Hi, please see attached macro.
Practically what I want to achieve is to read dates in one table and compare them to intervals in the other table. Make a join based on this.
I found the solution in R here: https://stackoverflow.com/questions/41132081/find-which-interval-row-in-a-data-frame-that-each-eleme...
I works well in R studio but not in Alteryx.
Error: R (7): Error in grep(regexp, the.map$names, ignore.case = TRUE, perl = (length(regions) < :
Info: R (7): invalid regular expression '(^~)|(^.x %[]% data.frame(intervals[, c("start", "end")]))'
Info: R (7): Calls: %>% -> eval -> eval -> map -> map.poly -> grep
Info: R (7): In addition: Warning message:
Info: R (7): In grep(regexp, the.map$names, ignore.case = TRUE, perl = (length(regions) < :
Info: R (7): PCRE pattern compilation error
Info: R (7): 'unmatched parentheses'
Info: R (7): at ')'
Error: R (7): Execution halted
Any idea how to interpret/fix this?
Thank you,
F
Solved! Go to Solution.
Thanks Philip, challenge is this only works for small datasets, but I want a script that can be applied to larger data sets...
The native Alteryx way of doing it, using rows generate is also possible but that one also requires millions of records at least... which cannot be usable if the data periods grow a lot...

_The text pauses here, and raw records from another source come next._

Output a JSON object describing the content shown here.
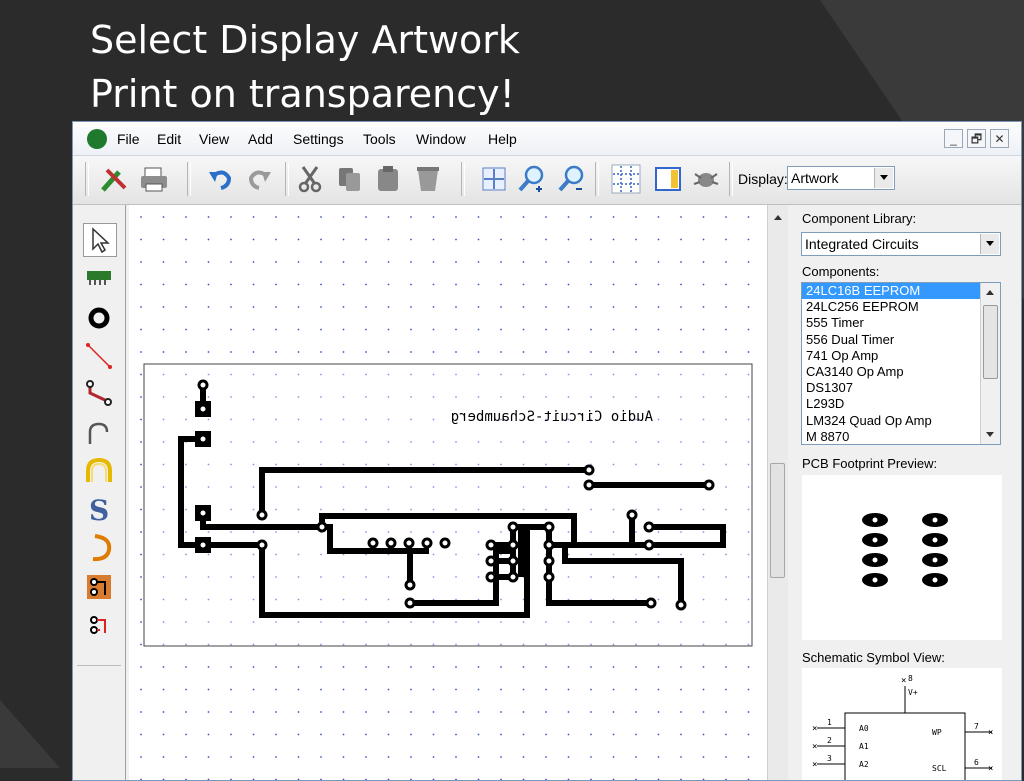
{
  "slide": {
    "title_line1": "Select Display Artwork",
    "title_line2": " Print on transparency!"
  },
  "menu": [
    "File",
    "Edit",
    "View",
    "Add",
    "Settings",
    "Tools",
    "Window",
    "Help"
  ],
  "window_buttons": {
    "minimize": "_",
    "restore": "🗗",
    "close": "✕"
  },
  "toolbar": {
    "display_label": "Display:",
    "display_value": "Artwork"
  },
  "panel": {
    "library_label": "Component Library:",
    "library_value": "Integrated Circuits",
    "components_label": "Components:",
    "components": [
      "24LC16B EEPROM",
      "24LC256 EEPROM",
      "555 Timer",
      "556 Dual Timer",
      "741 Op Amp",
      "CA3140 Op Amp",
      "DS1307",
      "L293D",
      "LM324 Quad Op Amp",
      "M 8870"
    ],
    "selected_index": 0,
    "footprint_label": "PCB Footprint Preview:",
    "schematic_label": "Schematic Symbol View:"
  },
  "board": {
    "text": "Audio Circuit-Schaumberg"
  },
  "schematic": {
    "top_pin_number": "8",
    "top_pin_name": "V+",
    "left_pins": [
      {
        "num": "1",
        "name": "A0"
      },
      {
        "num": "2",
        "name": "A1"
      },
      {
        "num": "3",
        "name": "A2"
      }
    ],
    "right_pins": [
      {
        "num": "7",
        "name": "WP"
      },
      {
        "num": "6",
        "name": "SCL"
      }
    ]
  },
  "colors": {
    "background": "#2b2b2b",
    "selection": "#3399ff",
    "trace": "#000000"
  }
}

How large are the data sets?
Hi @florini,
Do you use the same version of R with RStudio and Alteryx? Is it 3.2.3 or 3.3.2?
Looking at your code, why do you need library("maps") [https://cran.r-project.org/web/packages/maps/maps.pdf]?
Thanks
This is the almost correct code:
You need the tidyverse package for the map function.

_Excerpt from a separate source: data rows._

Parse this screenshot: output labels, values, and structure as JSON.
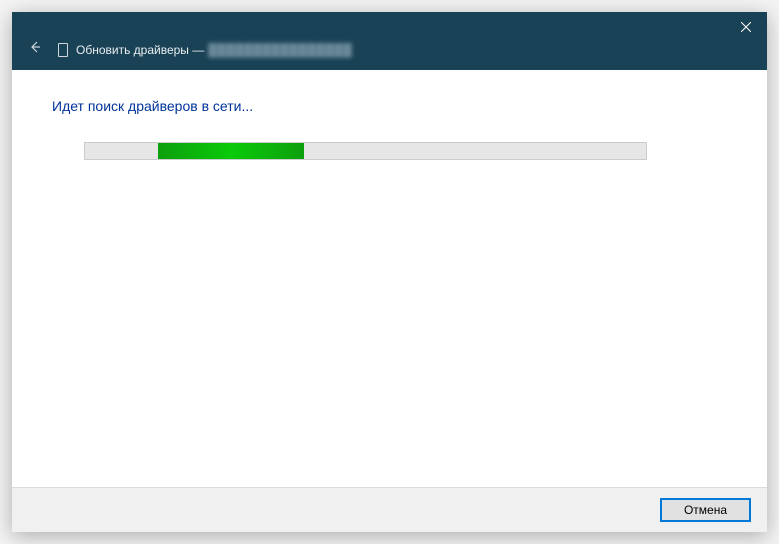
{
  "titlebar": {
    "title_prefix": "Обновить драйверы —",
    "title_device": "████████████████"
  },
  "content": {
    "heading": "Идет поиск драйверов в сети...",
    "progress": {
      "indeterminate": true,
      "chunk_start_percent": 13,
      "chunk_width_percent": 26
    }
  },
  "footer": {
    "cancel_label": "Отмена"
  },
  "colors": {
    "titlebar_bg": "#1a4256",
    "heading_color": "#003399",
    "progress_fill": "#0aca0a",
    "button_focus_border": "#0078d7"
  }
}
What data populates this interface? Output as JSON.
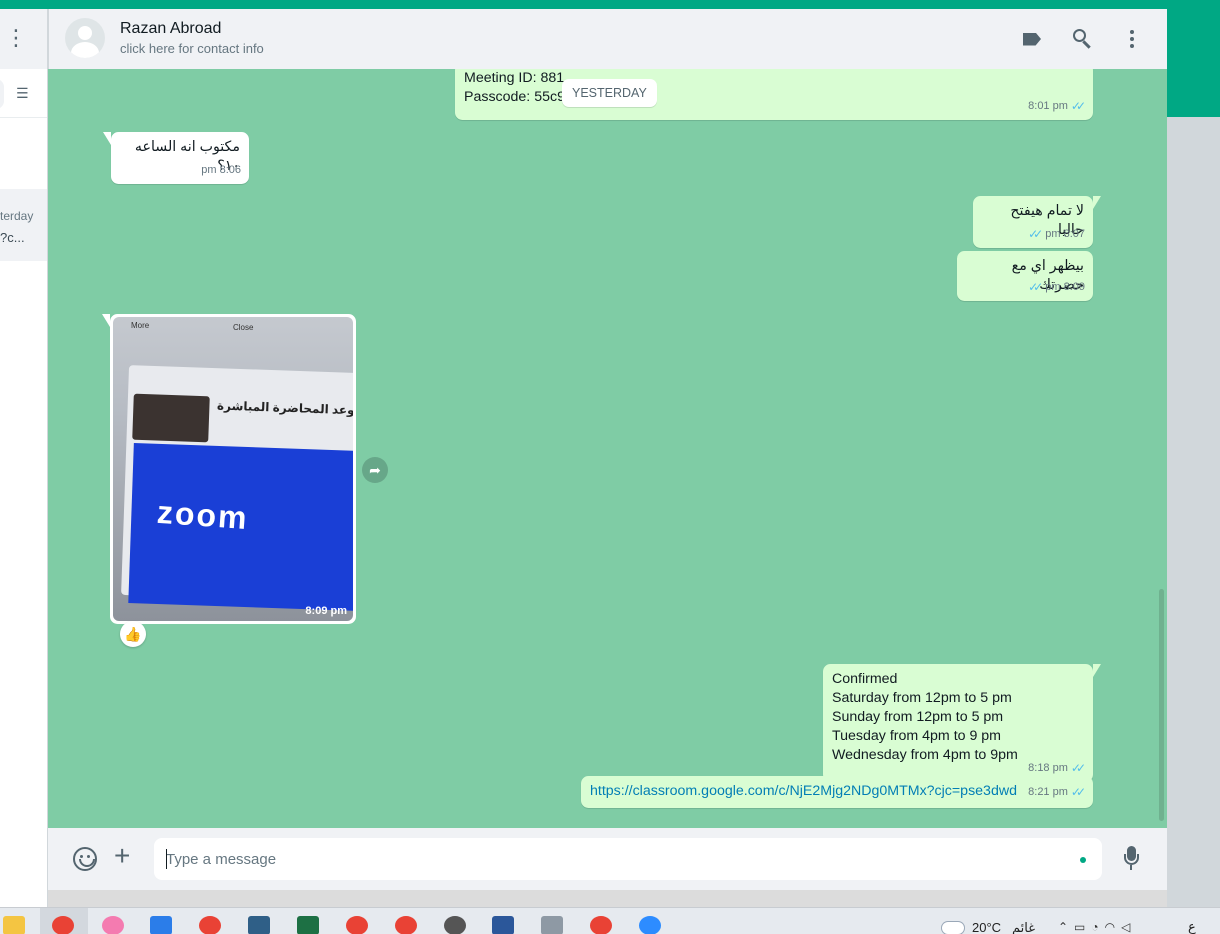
{
  "contact": {
    "name": "Razan Abroad",
    "subtitle": "click here for contact info"
  },
  "sidebar": {
    "chat_preview_time": "terday",
    "chat_preview_text": "?c..."
  },
  "day_chip": "YESTERDAY",
  "messages": {
    "m1": {
      "lines": [
        "Meeting ID: 881",
        "Passcode: 55c9q"
      ],
      "time": "8:01 pm"
    },
    "m2": {
      "text": "مكتوب انه الساعه ١٠؟",
      "time": "8:06 pm"
    },
    "m3": {
      "text": "لا تمام هيفتح حاليا",
      "time": "8:07 pm"
    },
    "m4": {
      "text": "بيظهر اي مع حضرتك",
      "time": "8:09 pm"
    },
    "photo": {
      "time": "8:09 pm",
      "reaction": "👍",
      "caption_top_left": "More",
      "caption_top_right": "Close",
      "meeting_title": "موعد المحاضرة المباشرة",
      "brand": "zoom"
    },
    "m5": {
      "lines": [
        "Confirmed",
        "Saturday from 12pm to 5 pm",
        "Sunday from 12pm to 5 pm",
        "Tuesday from 4pm to 9 pm",
        "Wednesday from 4pm to 9pm"
      ],
      "time": "8:18 pm"
    },
    "m6": {
      "link": "https://classroom.google.com/c/NjE2Mjg2NDg0MTMx?cjc=pse3dwd",
      "time": "8:21 pm"
    }
  },
  "composer": {
    "placeholder": "Type a message"
  },
  "taskbar": {
    "temperature": "20°C",
    "weather_text": "غائم",
    "lang": "ع",
    "apps": [
      "file-explorer",
      "chrome",
      "paint",
      "photos",
      "chrome",
      "vscode",
      "excel",
      "chrome",
      "chrome",
      "settings",
      "word",
      "calculator",
      "chrome",
      "zoom"
    ]
  },
  "colors": {
    "accent": "#00a884",
    "chat_bg": "#7fcca5",
    "outgoing_bubble": "#d9fdd3",
    "incoming_bubble": "#ffffff",
    "read_ticks": "#53bdeb"
  }
}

You need the intrval package for the %[]% function.
It still gives an error I'm tracking down.
Error: R (7): Error in `mostattributes<-`(`*tmp*`, value = attributes(elts[[1L]])) :
Info: R (7): adding class "factor" to an invalid object
Info: R (7): Calls: %>% ... .intrval -> .get_intrval -> pmin -> mostattributes<-
library(tidyverse) library(intrval) elements = read.Alteryx("#2", mode="list") intervals = read.Alteryx("#1", mode="data.frame") phases_for_elements <- map(elements, ~.x %[]% data.frame(intervals[, c('start', 'end')])) %>% map(., ~unlist(intervals[.x, 'oid'])) result <- unlist(phases_for_elements, recursive = TRUE, use.names = TRUE) final <- data.frame(lu,result) write.Alteryx(final)
i am interested how the R function performs versus the Alteryx method. I ran 10 million records through the Alteryx on my i5 laptop in about 3 minutes.
So I have 3.8 million dates in one table to lookup in 30,000 intervals in the second table... and the Alteryx way (all those ways are literally creating fake lines for the comparison) is creating far too many lines ... so I looked for a scritp to treat one line at a time without mass creating more lines...
Right, I installed the packages but did not called them anymore. I un-commented the lines, all worked well... now I get the same error as you do :(
Thanks for this observation...